Endings and New Beginnings

Blue Sane
3 min readJan 11, 2023

This concludes my dating adventures using hinge. In conclusion, I learned a lot about myself. The boundaries I set and the relationship with myself. Everyone has an opinion when you are dating people your family and friends, even people on Medium. I was open to everyone's comments and concerns at times. I lived in the fast lane for a second and found that I was not the type of person who could do a poly relationship. I definitely can not keep up with going out every other night. I have learned balance and the importance of taking things slow.

I pulled in and attracted many people who were emotionally unavailable or controlling at times but I learned that rooted from the relationships that have been a pattern in my life. The neglect that I felt early on in my relationship with my parents. We often mimic the same relationship dynamics when we are older and if we do not catch them and break the cycle we often times run into the same conclusions.
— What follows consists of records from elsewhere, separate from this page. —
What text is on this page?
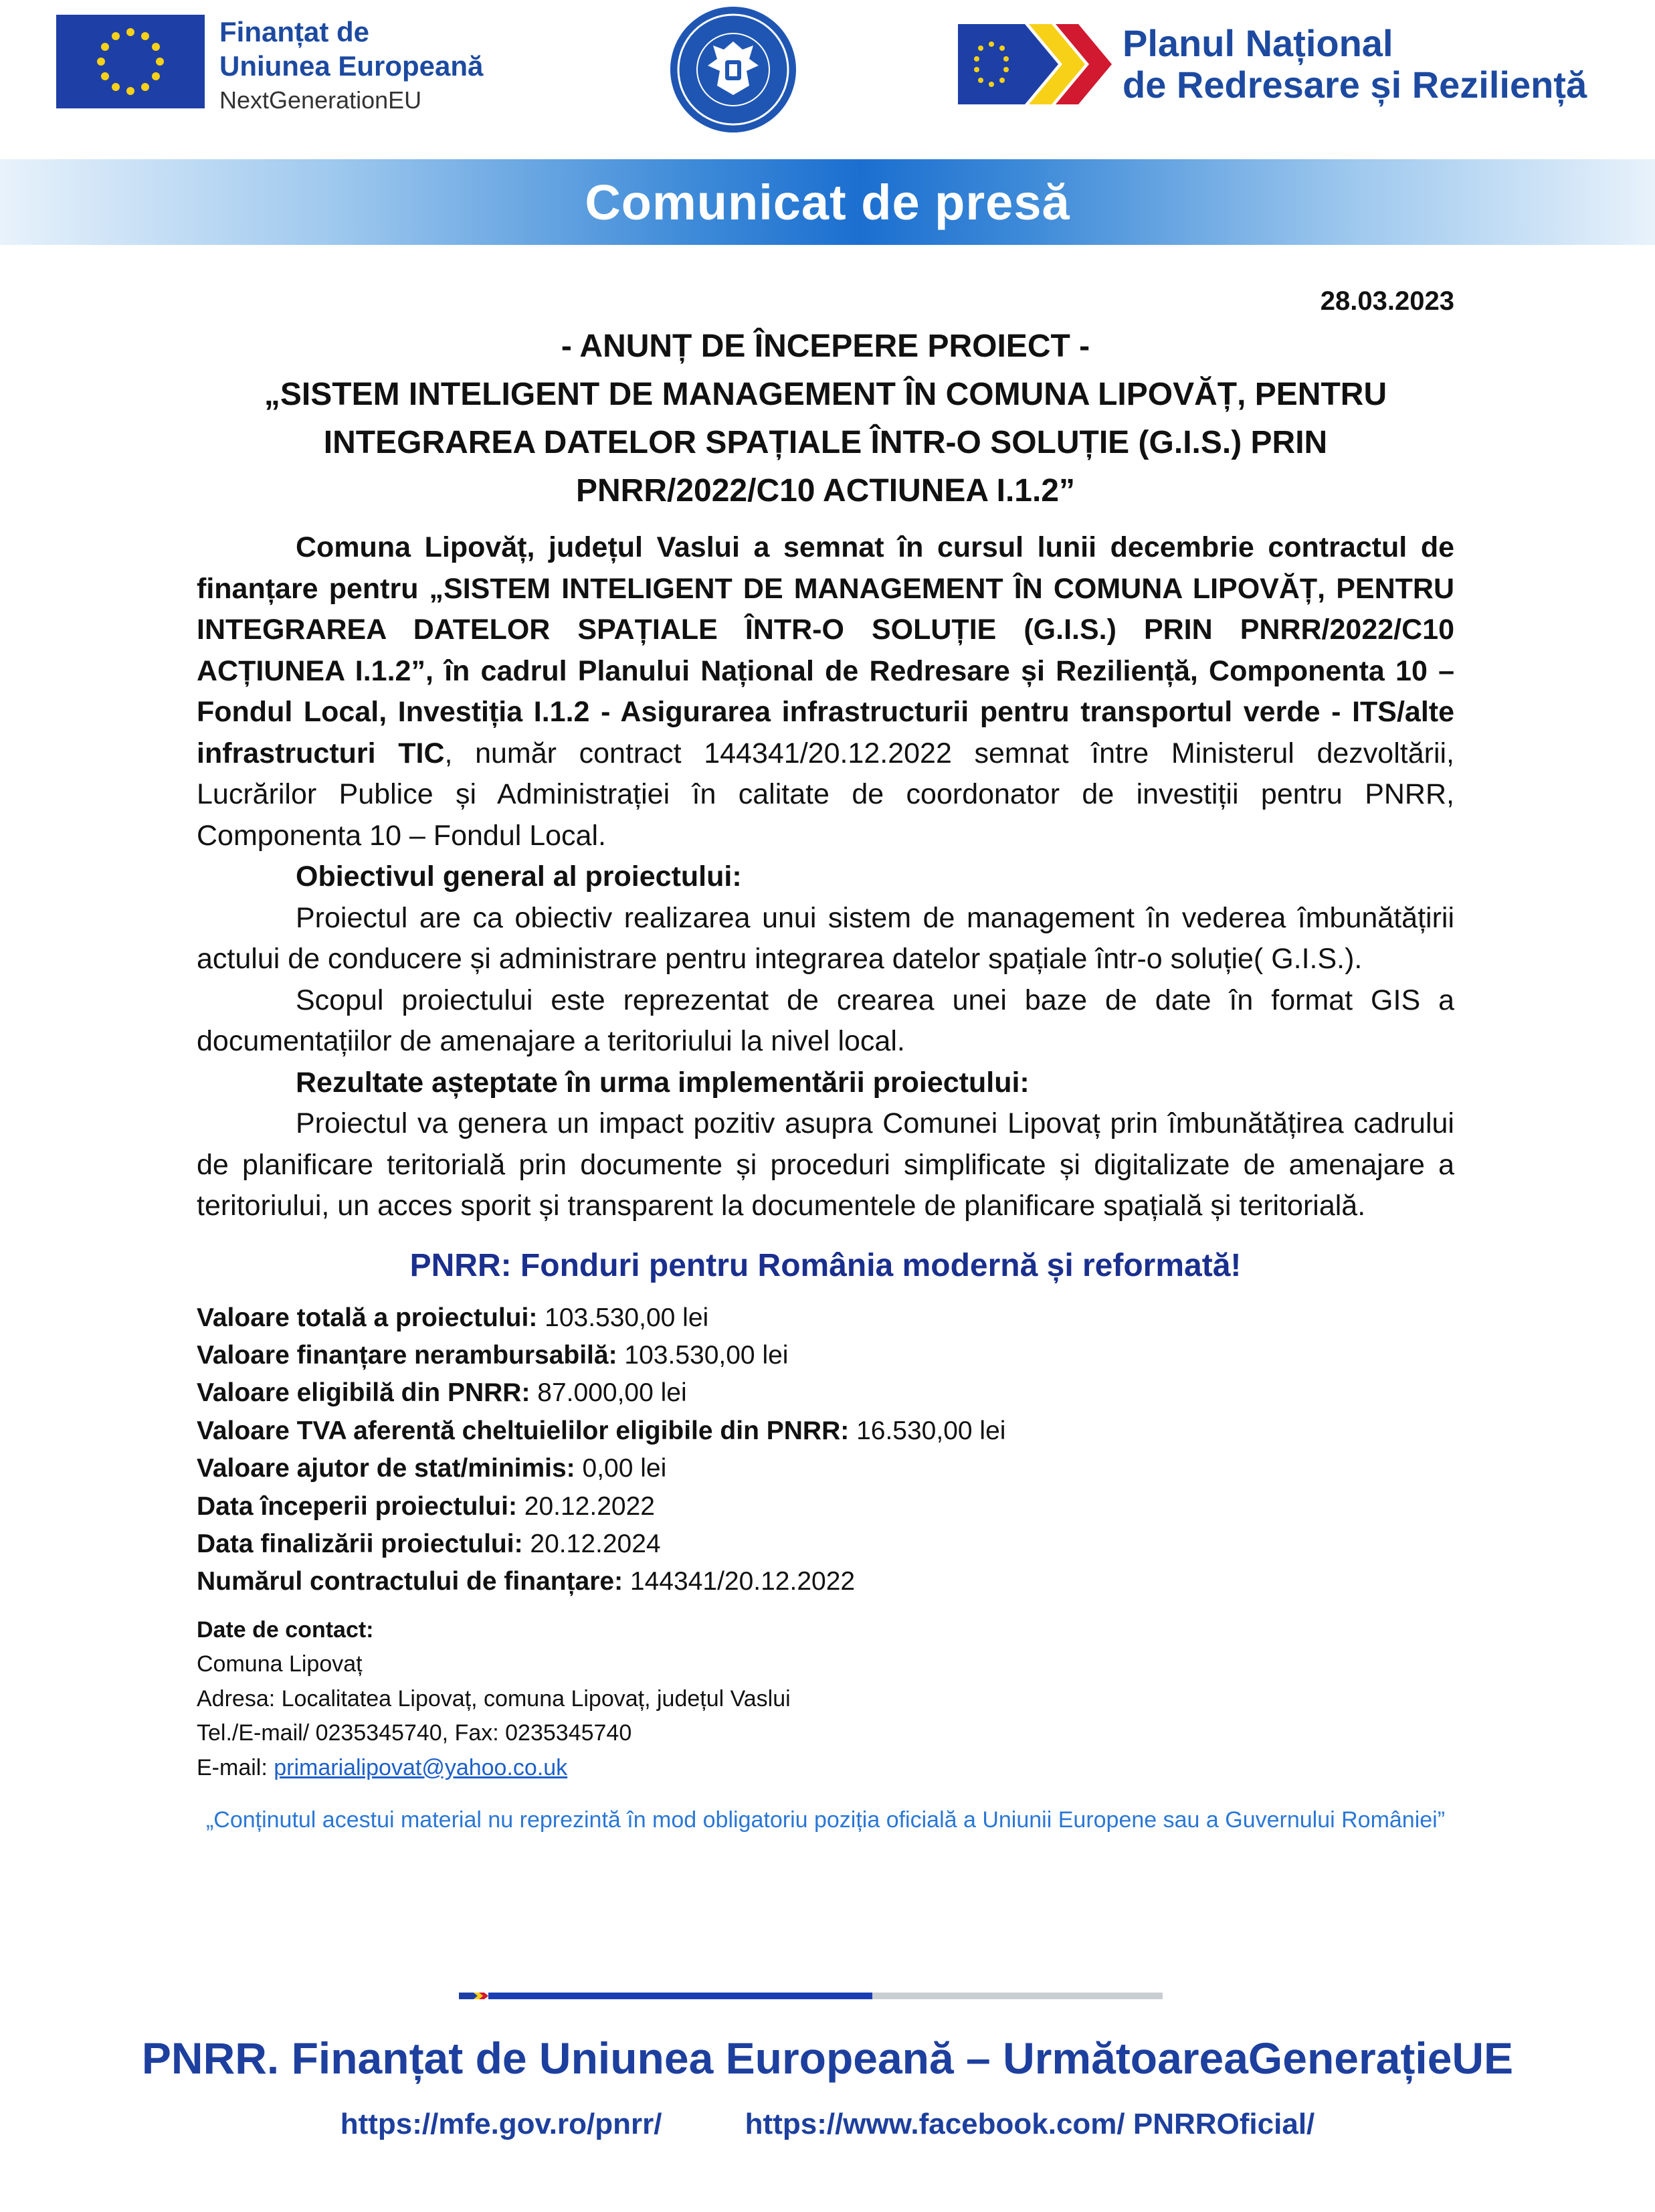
Finanțat de
Uniunea Europeană
NextGenerationEU
Planul Național
de Redresare și Reziliență
Comunicat de presă
28.03.2023
- ANUNȚ DE ÎNCEPERE PROIECT -
„SISTEM INTELIGENT DE MANAGEMENT ÎN COMUNA LIPOVĂȚ, PENTRU
INTEGRAREA DATELOR SPAȚIALE ÎNTR-O SOLUȚIE (G.I.S.) PRIN
PNRR/2022/C10 ACTIUNEA I.1.2”

Comuna Lipovăț, județul Vaslui a semnat în cursul lunii decembrie contractul de finanțare pentru „SISTEM INTELIGENT DE MANAGEMENT ÎN COMUNA LIPOVĂȚ, PENTRU INTEGRAREA DATELOR SPAȚIALE ÎNTR-O SOLUȚIE (G.I.S.) PRIN PNRR/2022/C10 ACȚIUNEA I.1.2”, în cadrul Planului Național de Redresare și Reziliență, Componenta 10 – Fondul Local, Investiția I.1.2 - Asigurarea infrastructurii pentru transportul verde - ITS/alte infrastructuri TIC, număr contract 144341/20.12.2022 semnat între Ministerul dezvoltării, Lucrărilor Publice și Administrației în calitate de coordonator de investiții pentru PNRR, Componenta 10 – Fondul Local.

Obiectivul general al proiectului:

Proiectul are ca obiectiv realizarea unui sistem de management în vederea îmbunătățirii actului de conducere și administrare pentru integrarea datelor spațiale într-o soluție( G.I.S.).

Scopul proiectului este reprezentat de crearea unei baze de date în format GIS a documentațiilor de amenajare a teritoriului la nivel local.

Rezultate așteptate în urma implementării proiectului:

Proiectul va genera un impact pozitiv asupra Comunei Lipovaț prin îmbunătățirea cadrului de planificare teritorială prin documente și proceduri simplificate și digitalizate de amenajare a teritoriului, un acces sporit și transparent la documentele de planificare spațială și teritorială.

PNRR: Fonduri pentru România modernă și reformată!
Valoare totală a proiectului: 103.530,00 lei
Valoare finanțare nerambursabilă: 103.530,00 lei
Valoare eligibilă din PNRR: 87.000,00 lei
Valoare TVA aferentă cheltuielilor eligibile din PNRR: 16.530,00 lei
Valoare ajutor de stat/minimis: 0,00 lei
Data începerii proiectului: 20.12.2022
Data finalizării proiectului: 20.12.2024
Numărul contractului de finanțare: 144341/20.12.2022
Date de contact:
Comuna Lipovaț
Adresa: Localitatea Lipovaț, comuna Lipovaț, județul Vaslui
Tel./E-mail/ 0235345740, Fax: 0235345740
E-mail: primarialipovat@yahoo.co.uk
„Conținutul acestui material nu reprezintă în mod obligatoriu poziția oficială a Uniunii Europene sau a Guvernului României”
PNRR. Finanțat de Uniunea Europeană – UrmătoareaGenerațieUE
https://mfe.gov.ro/pnrr/	https://www.facebook.com/ PNRROficial/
Above all else, I would do it again. I understand and know now that people come into our life during different seasons to reveal truths about us. I have learned that people are reflections and mirrors.

I can look back at the people that I have dated and I can truly see and understand that we as humans can only learn through experience. We can read all the books about love, on dating but the real work is through experiences and opening yourself up. We must allow ourselves the grace and the space to be open to people. To acknowledge when someone is not good for us, and to stand firm on our boundaries.

I can acknowledge that I often internalize rejection instead of recognizing that we all experience rejection in some sort of capacity. That rejection is indeed redirection. I see the people that I dated in December as lessons. Lessons on how my self-worth should never be sought outside of me but a recognition that I am not everyone is for me.

I also came to terms with my sexuality at this time as I recognized and accept my sexuality.

I see my boundaries and I know now that some people come into our lives to remind us of parts of ourselves that we have forgotten that are very much alive.

During this time I shared many of my dating stories with family and friends and somehow I have also cultivated friendships by sharing these stories. It brought my friendships closer together and people who were once far and distant close to me again.

If I could I would do it all again. I would like to thank the people I dated in the past two months. Thank you to those people who came and left. Thank you for being a part of my story and my lessons.

I feel like I have stepped back into my power and I have a greater understanding of myself than ever before. I know what I want and that I am still figuring it out as I go. I want to move forward honoring the parts of myself that carry so much self-doubt because I know I am worthy of joy and beautiful connections.

I will never give up on love. I operate from a place of love because that's what I want to see in the world, that is my gravity that brings me back down to earth. It's my willingness to live and understand that I am the center of heart space. The most important relationship I will have in this life is the relationship with myself so today I offer myself grace.